One participant who has enjoyed the past four years of Night to Shine is 23-year-old Leah Abell, who has cerebral palsy.

She said she loves going to the event every year because it’s very easy to interact with people, and it’s very accessible to the wheelchairs in the convention center. But with the event going virtual next year, Leah Abell said she will miss interacting with the volunteer buddies the most.

Her father, Ronnie Abell, said while the virtual event isn’t ideal, the family is still very thankful that the church will still be hosting it.

“She’s going to do everything that she would do if we were going in person. We’re going to dress up and the whole nine yards,” he said.

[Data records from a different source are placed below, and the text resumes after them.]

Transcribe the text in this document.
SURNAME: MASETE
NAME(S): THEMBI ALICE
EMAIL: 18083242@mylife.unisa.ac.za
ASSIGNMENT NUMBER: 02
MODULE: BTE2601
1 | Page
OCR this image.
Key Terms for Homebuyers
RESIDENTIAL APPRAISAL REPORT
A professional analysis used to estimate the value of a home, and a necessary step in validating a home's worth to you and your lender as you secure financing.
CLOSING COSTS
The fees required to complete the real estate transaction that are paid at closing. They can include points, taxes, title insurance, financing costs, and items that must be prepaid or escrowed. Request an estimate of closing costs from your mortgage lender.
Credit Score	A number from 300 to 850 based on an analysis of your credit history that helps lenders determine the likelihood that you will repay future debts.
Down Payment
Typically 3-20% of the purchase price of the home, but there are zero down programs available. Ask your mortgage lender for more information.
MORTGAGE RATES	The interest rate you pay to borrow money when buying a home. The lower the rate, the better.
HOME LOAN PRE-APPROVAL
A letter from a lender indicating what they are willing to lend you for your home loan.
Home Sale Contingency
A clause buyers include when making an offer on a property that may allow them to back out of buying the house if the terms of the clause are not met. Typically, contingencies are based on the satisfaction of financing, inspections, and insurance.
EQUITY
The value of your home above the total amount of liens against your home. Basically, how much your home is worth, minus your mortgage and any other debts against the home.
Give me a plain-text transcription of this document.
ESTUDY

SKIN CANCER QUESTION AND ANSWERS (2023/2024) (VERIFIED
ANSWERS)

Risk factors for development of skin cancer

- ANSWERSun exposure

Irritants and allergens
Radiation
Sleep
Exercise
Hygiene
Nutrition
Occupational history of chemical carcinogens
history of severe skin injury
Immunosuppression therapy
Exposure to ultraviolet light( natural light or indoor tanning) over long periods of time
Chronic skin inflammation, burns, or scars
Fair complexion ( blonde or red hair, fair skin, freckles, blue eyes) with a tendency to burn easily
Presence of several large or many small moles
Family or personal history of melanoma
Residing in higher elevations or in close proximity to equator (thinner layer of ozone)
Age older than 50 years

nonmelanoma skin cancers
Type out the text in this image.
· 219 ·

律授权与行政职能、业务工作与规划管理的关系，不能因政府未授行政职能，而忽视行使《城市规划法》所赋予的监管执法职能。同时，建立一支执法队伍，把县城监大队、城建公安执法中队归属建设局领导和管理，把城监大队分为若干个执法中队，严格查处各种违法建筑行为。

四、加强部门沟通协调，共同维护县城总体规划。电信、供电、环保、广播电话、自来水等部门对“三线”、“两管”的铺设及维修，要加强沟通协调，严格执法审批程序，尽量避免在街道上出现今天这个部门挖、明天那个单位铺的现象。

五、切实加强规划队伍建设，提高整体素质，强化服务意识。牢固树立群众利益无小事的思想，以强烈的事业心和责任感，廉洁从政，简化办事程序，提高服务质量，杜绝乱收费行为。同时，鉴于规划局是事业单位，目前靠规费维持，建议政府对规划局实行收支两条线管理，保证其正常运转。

During that time, Ronnie Abell said the family’s going to try to do some of what Leah would normally do at the convention center, but they won’t be able to match it all because of how unique the church has set it up in past events.

But whether Night to Shine is in person or virtual, it’s one night of fun and festivities for the special needs community to celebrate who they are.

“It’s easy for the world to just pass by and not recognize people with special needs. I think that happens a lot,” Ronnie Abell said. “This is their night. That’s why they named it Night to Shine. It’s their night to have fun, and it’s all about them.”